Value sharing is expressed in the phrase, “Delight the Customer.” In other words,
“Give the customer more than what the customer is paying for.”
As the relationship with the customer grows, there is mutual consecration of resources
by both parties as each share the value it derives from trade with the other party.
The five dimensions of value sharing involve the integration and fulfillment of all the
other dimensions with respect to all the participants.

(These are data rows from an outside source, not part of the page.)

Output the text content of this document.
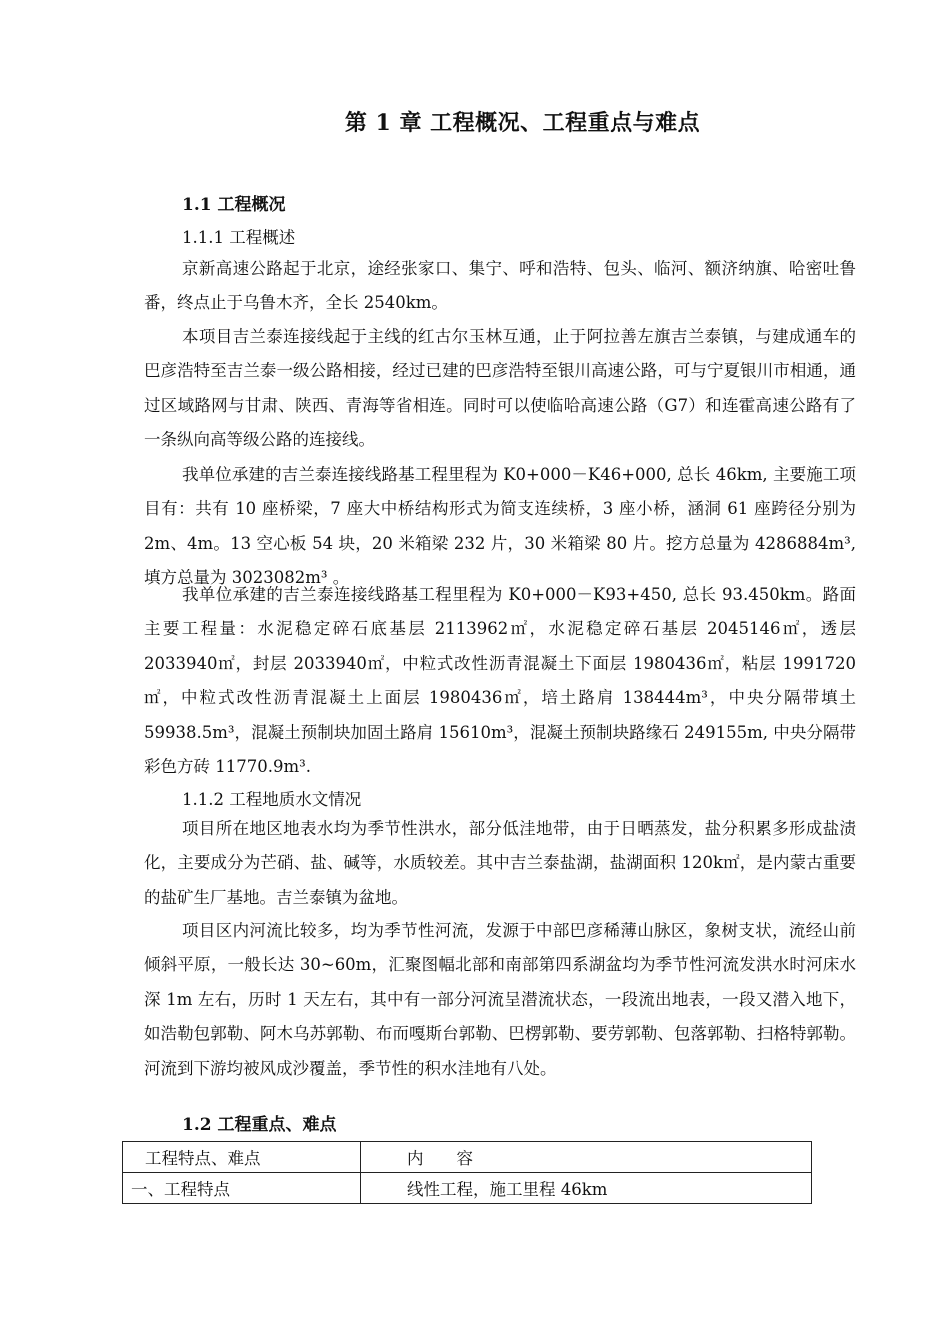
第 1 章 工程概况、工程重点与难点
1.1 工程概况
1.1.1 工程概述

京新高速公路起于北京，途经张家口、集宁、呼和浩特、包头、临河、额济纳旗、哈密吐鲁番，终点止于乌鲁木齐，全长 2540km。

本项目吉兰泰连接线起于主线的红古尔玉林互通，止于阿拉善左旗吉兰泰镇，与建成通车的巴彦浩特至吉兰泰一级公路相接，经过已建的巴彦浩特至银川高速公路，可与宁夏银川市相通，通过区域路网与甘肃、陕西、青海等省相连。同时可以使临哈高速公路（G7）和连霍高速公路有了一条纵向高等级公路的连接线。

我单位承建的吉兰泰连接线路基工程里程为 K0+000－K46+000, 总长 46km, 主要施工项目有：共有 10 座桥梁，7 座大中桥结构形式为简支连续桥，3 座小桥，涵洞 61 座跨径分别为 2m、4m。13 空心板 54 块，20 米箱梁 232 片，30 米箱梁 80 片。挖方总量为 4286884m³, 填方总量为 3023082m³ 。

我单位承建的吉兰泰连接线路基工程里程为 K0+000－K93+450, 总长 93.450km。路面主要工程量：水泥稳定碎石底基层 2113962㎡，水泥稳定碎石基层 2045146㎡，透层 2033940㎡，封层 2033940㎡，中粒式改性沥青混凝土下面层 1980436㎡，粘层 1991720㎡，中粒式改性沥青混凝土上面层 1980436㎡，培土路肩 138444m³，中央分隔带填土 59938.5m³，混凝土预制块加固土路肩 15610m³，混凝土预制块路缘石 249155m, 中央分隔带彩色方砖 11770.9m³.

1.1.2 工程地质水文情况

项目所在地区地表水均为季节性洪水，部分低洼地带，由于日晒蒸发，盐分积累多形成盐渍化，主要成分为芒硝、盐、碱等，水质较差。其中吉兰泰盐湖，盐湖面积 120k㎡，是内蒙古重要的盐矿生厂基地。吉兰泰镇为盆地。

项目区内河流比较多，均为季节性河流，发源于中部巴彦稀薄山脉区，象树支状，流经山前倾斜平原，一般长达 30~60m，汇聚图幅北部和南部第四系湖盆均为季节性河流发洪水时河床水深 1m 左右，历时 1 天左右，其中有一部分河流呈潜流状态，一段流出地表，一段又潜入地下，如浩勒包郭勒、阿木乌苏郭勒、布而嘎斯台郭勒、巴楞郭勒、要劳郭勒、包落郭勒、扫格特郭勒。河流到下游均被风成沙覆盖，季节性的积水洼地有八处。

1.2 工程重点、难点
工程特点、难点	内　　容
一、工程特点	线性工程，施工里程 46km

Since quality means different things to different people, the dimension of quality is
also different. Dimensions of quality are also different for manufacturing and service
functions.
Example: Quality of Healthcare
Quality of care should be defined in light of both technical standards and patients'
expectations. While no single definition of health service quality applies in all
situations, the following common definitions are helpful guides:
Quality Assurance is that set of activities that are carried out to monitor and improve
performance so that the care provided is as effective and as safe as possible (Quality
Assurance Project, 1993).
The application of medical science and technology in a way maximizes its benefits to
health without correspondingly increasing its risks. The degree of quality is, therefore,
the extent to which the care provided is expected to achieve the most favorable
balance of risks and benefits (Avedis Donabedian, 1982).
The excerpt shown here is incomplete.